The day I thought I lost my husband

Recollections of September 11, 2001

“Fear not.” It is the command most repeated in scripture. “Fear not.” We need to be reminded on an almost daily basis. God knows you. God cares for you. God is capable of protecting and providing.

Five years after I left Wheaton College I married an Army Special Forces officer. A couple of years later I began to struggle with mini panic attacks. I was deluged with fears that I would lose my husband. Every parachute jump, every last minute deployment to an unknown location, every late night phone call raised my stress level. Officers in uniform rang my doorbell at Ft. Campbell one afternoon, looking for someone else while doing a death notification. I about fainted. 

A wise friend intervened, telling me, “You must fight these fears – all fears are based on a lie. Find out what lies you have believed and replace them with truth.” Indeed fear is a terrible thing. Fear robs us of our joy and peace, destroys our spiritual growth, frustrates God’s plans for us, opens the door for the enemy, and wastes our time! I searched to identify the lies that had invaded my thinking and I worked for months to replace those lies with truth. Verses on God’s love and concern for me, His sovereignty, His protection, and His provision covered my refrigerator door.

Later that year we were reassigned to the Pentagon. September 11, 2001 was my husband’s second week of work in the J-2, Africa Branch. I watched the first plane crash in New York on tv while getting my oil changed, and then the second plane hit the towers and I knew we had a problem. I went home and my house phone rang. It was another Army wife – “Is Ross ok?” “I think so, why?” Silence. She told me that a plane had just hit the Pentagon. I got off the phone. I took a deep breath and walked upstairs to get my Bible. We had not even unpacked our television yet. I sat down on the bed and opened my Bible to one of the verses I had studied earlier – Deuteronomy 32:39 “There is no God besides me. I put to death and I bring life, I have wounded and I will heal, and no one can deliver out of my hand.” As I waited for news I was reminded again of God’s sovereignty, His love, and His promise of provision. I was strangely calm. If Ross was gone, well, he was gone. There was nothing I could do about it.

The call finally came several hours later – my husband was fine.  He had been underground when the plane hit and they had evacuated to the parking lot where uncertainty and misinformation created havoc. He always says it was a strange feeling trying to account for everyone in his office, looking for cover from possible incoming planes while standing in a huge barren parking lot with the building on fire, and then the relief they all felt when fighter jets showed up… and the weirdness of all of it happening in our own country.

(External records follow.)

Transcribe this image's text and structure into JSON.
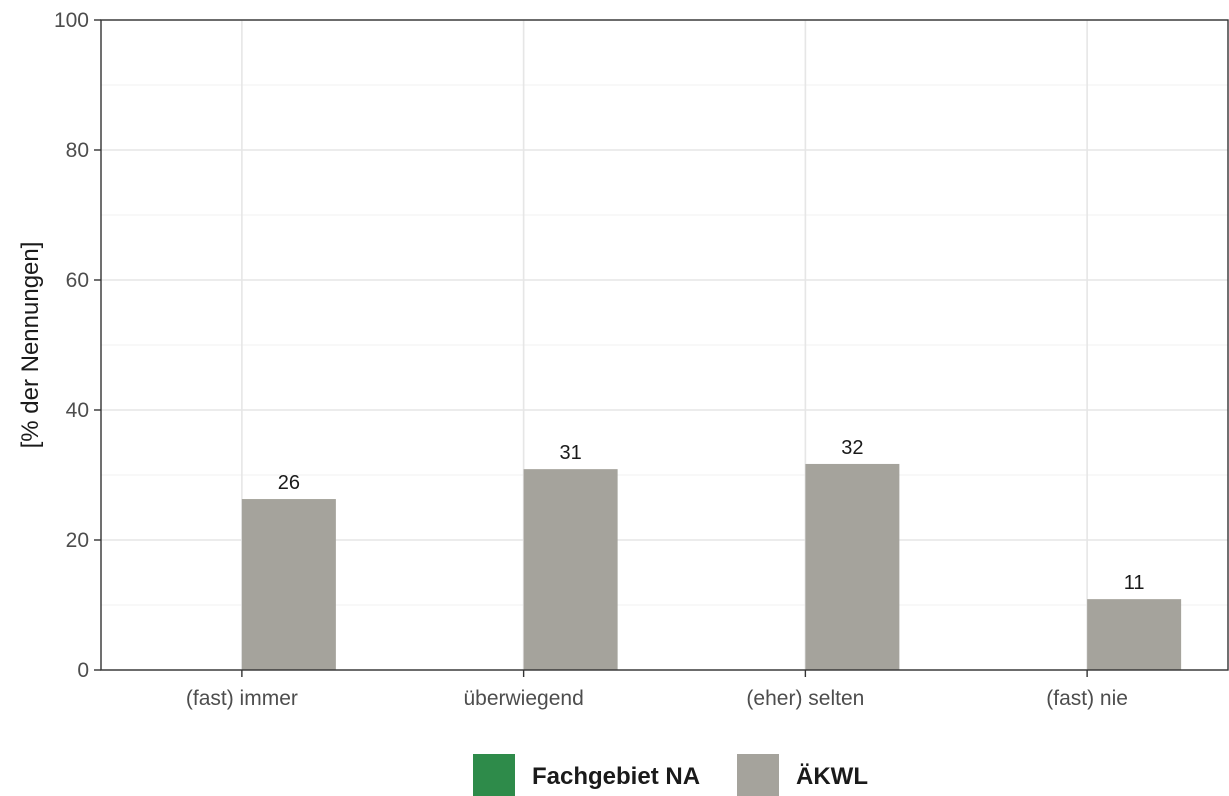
{
  "chart_data": {
    "type": "bar",
    "categories": [
      "(fast) immer",
      "überwiegend",
      "(eher) selten",
      "(fast) nie"
    ],
    "series": [
      {
        "name": "Fachgebiet NA",
        "color": "#2e8b4a",
        "values": [
          null,
          null,
          null,
          null
        ]
      },
      {
        "name": "ÄKWL",
        "color": "#a5a39c",
        "values": [
          26.3,
          30.9,
          31.7,
          10.9
        ],
        "labels": [
          "26",
          "31",
          "32",
          "11"
        ]
      }
    ],
    "ylabel": "[% der Nennungen]",
    "xlabel": "",
    "ylim": [
      0,
      100
    ],
    "yticks": [
      "0",
      "20",
      "40",
      "60",
      "80",
      "100"
    ],
    "grid": true,
    "legend_position": "bottom"
  }
}
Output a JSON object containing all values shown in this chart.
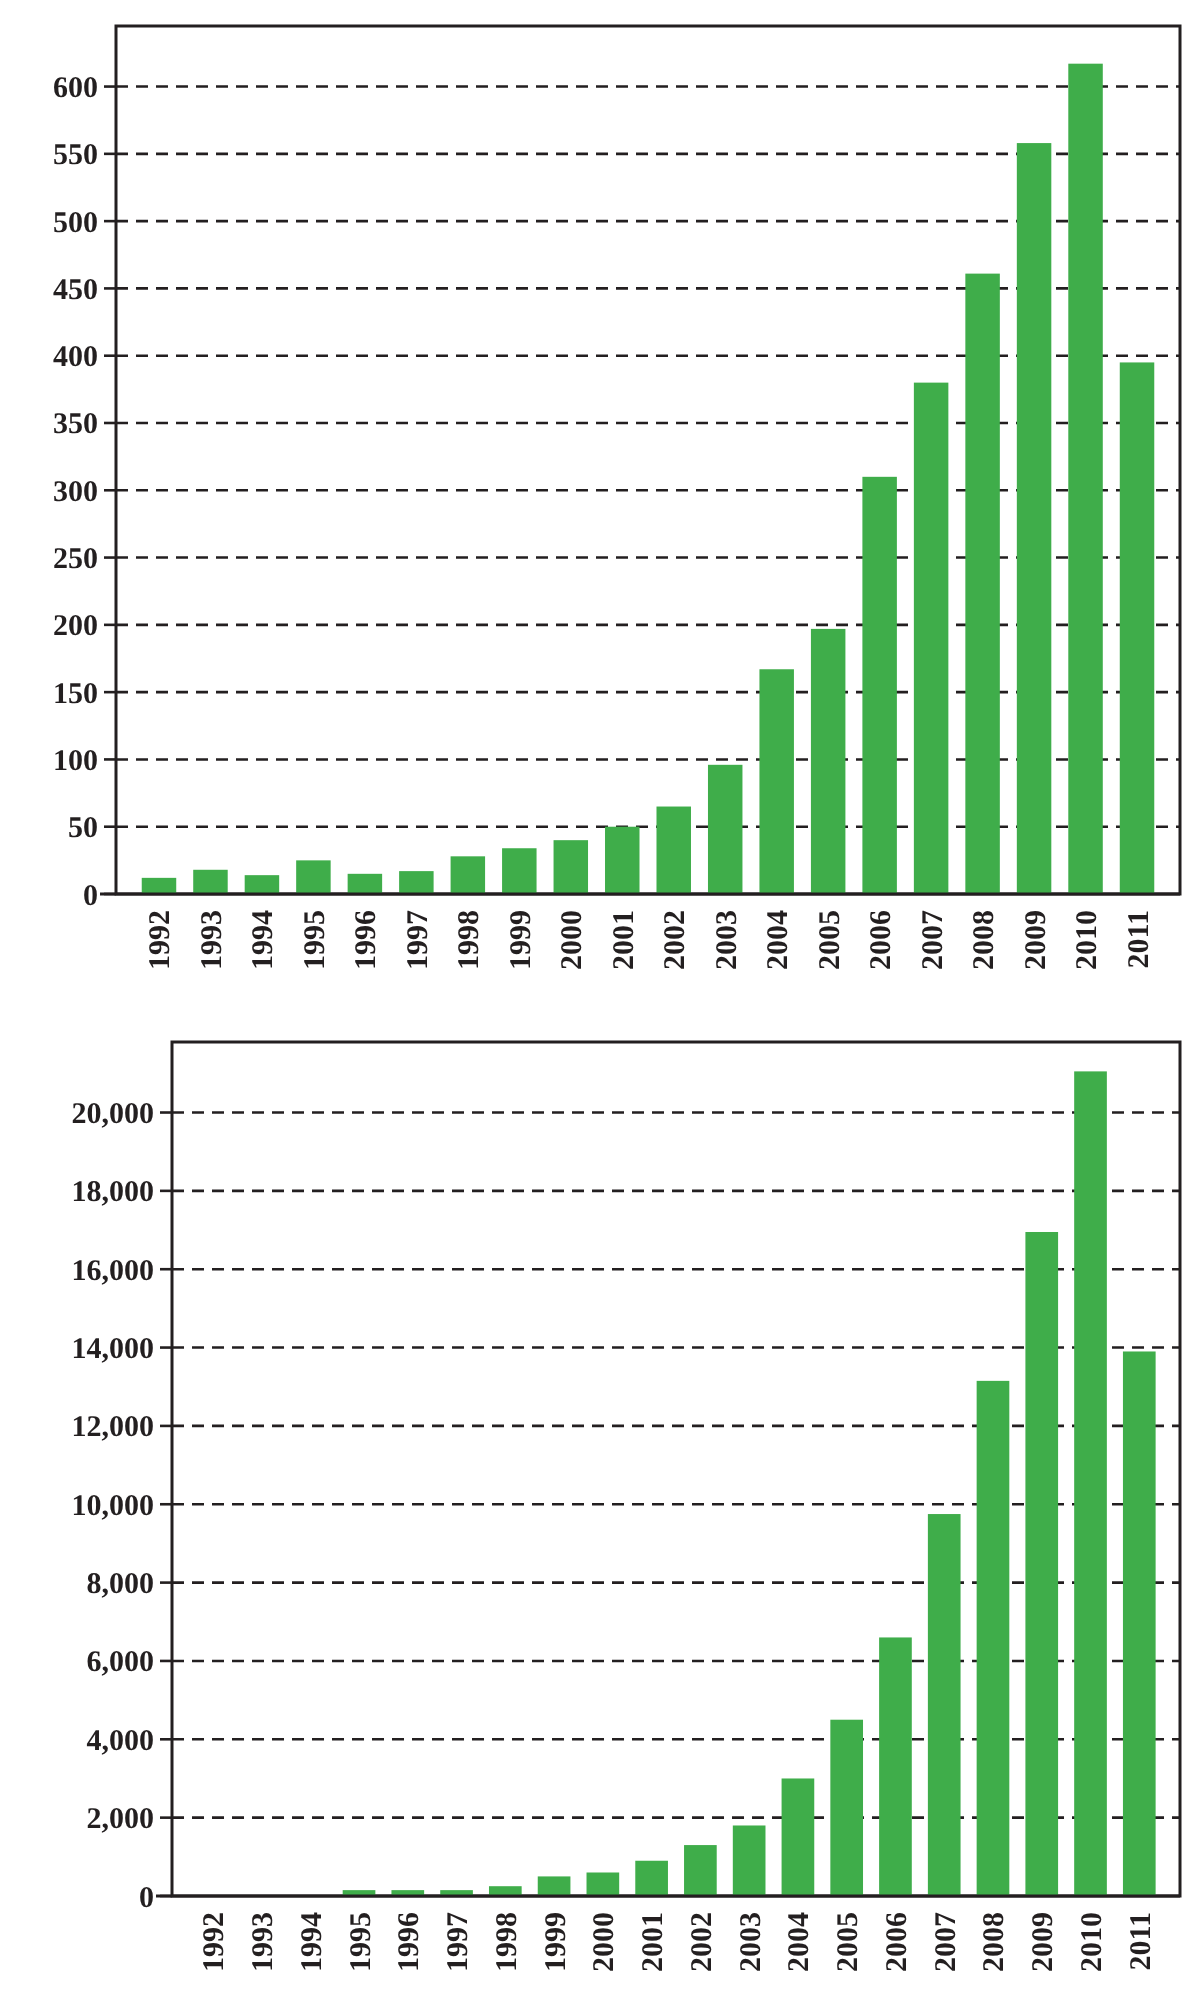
{
  "chart_data": [
    {
      "type": "bar",
      "categories": [
        "1992",
        "1993",
        "1994",
        "1995",
        "1996",
        "1997",
        "1998",
        "1999",
        "2000",
        "2001",
        "2002",
        "2003",
        "2004",
        "2005",
        "2006",
        "2007",
        "2008",
        "2009",
        "2010",
        "2011"
      ],
      "color": "#3fad4a",
      "values": [
        12,
        18,
        14,
        25,
        15,
        17,
        28,
        34,
        40,
        50,
        65,
        96,
        167,
        197,
        310,
        380,
        461,
        558,
        617,
        395
      ],
      "ylim": [
        0,
        645
      ],
      "yticks": [
        0,
        50,
        100,
        150,
        200,
        250,
        300,
        350,
        400,
        450,
        500,
        550,
        600
      ],
      "grid": "y",
      "line_style": "dashed"
    },
    {
      "type": "bar",
      "categories": [
        "1992",
        "1993",
        "1994",
        "1995",
        "1996",
        "1997",
        "1998",
        "1999",
        "2000",
        "2001",
        "2002",
        "2003",
        "2004",
        "2005",
        "2006",
        "2007",
        "2008",
        "2009",
        "2010",
        "2011"
      ],
      "color": "#3fad4a",
      "values": [
        10,
        10,
        10,
        150,
        150,
        150,
        250,
        500,
        600,
        900,
        1300,
        1800,
        3000,
        4500,
        6600,
        9750,
        13150,
        16950,
        21050,
        13900
      ],
      "ylim": [
        0,
        21800
      ],
      "yticks": [
        0,
        {
          "value": 2000,
          "label": "2,000"
        },
        {
          "value": 4000,
          "label": "4,000"
        },
        {
          "value": 6000,
          "label": "6,000"
        },
        {
          "value": 8000,
          "label": "8,000"
        },
        {
          "value": 10000,
          "label": "10,000"
        },
        {
          "value": 12000,
          "label": "12,000"
        },
        {
          "value": 14000,
          "label": "14,000"
        },
        {
          "value": 16000,
          "label": "16,000"
        },
        {
          "value": 18000,
          "label": "18,000"
        },
        {
          "value": 20000,
          "label": "20,000"
        }
      ],
      "grid": "y",
      "line_style": "dashed"
    }
  ]
}
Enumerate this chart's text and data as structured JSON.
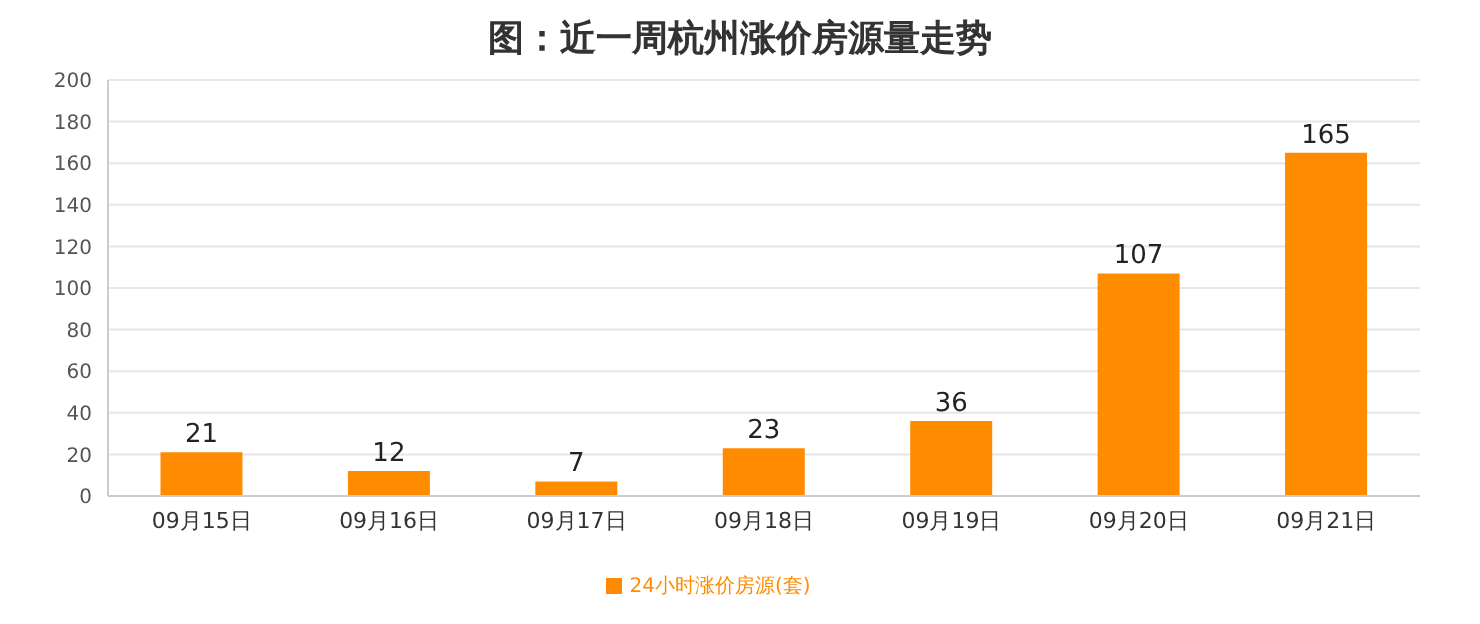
{
  "chart_data": {
    "type": "bar",
    "title": "图：近一周杭州涨价房源量走势",
    "categories": [
      "09月15日",
      "09月16日",
      "09月17日",
      "09月18日",
      "09月19日",
      "09月20日",
      "09月21日"
    ],
    "series": [
      {
        "name": "24小时涨价房源(套)",
        "color": "#ff8c00",
        "values": [
          21,
          12,
          7,
          23,
          36,
          107,
          165
        ]
      }
    ],
    "ylim": [
      0,
      200
    ],
    "yticks": [
      0,
      20,
      40,
      60,
      80,
      100,
      120,
      140,
      160,
      180,
      200
    ],
    "grid": "y",
    "legend": "bottom",
    "data_labels": true
  }
}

He stood on top of a truck when the cell phone finally connected and I wrote down names and phone numbers of survivors as quickly as I could until the call was dropped. I spent the next hour calling each number and reporting to wives and parents all over the country that their loved one was ALIVE, just stuck in the Pentagon parking lot. I’ll never forget those calls. He would later walk several miles home because his truck was cordoned off in the impact zone. He was fine, but for months we grieved with others from our community and church who suffered burns or lost loved ones. I am also indebted to the life of Todd Beamer, made famous for organizing the take down of hijacked Flight 93 over Pennsylvania – Todd was a classmate, fellow economics major, and baseball player at Wheaton College. 

I was grateful for lessons learned earlier that year about fighting fear-inducing lies with truth. I found peace.  I also learned that God does not always spare us from harm or loss, but He is good and faithful through it all. The truths of God’s character are timeless, and they have kept us sane through many dangers, toils, and snares.

My 10 month old daughter and I welcomed him home with open arms that night. I hated it when he went back to work at 5AM the next morning while the Pentagon was still burning.  “We’re going to war,” he said and I was reminded to never take for granted something as simple as a husband coming home from work.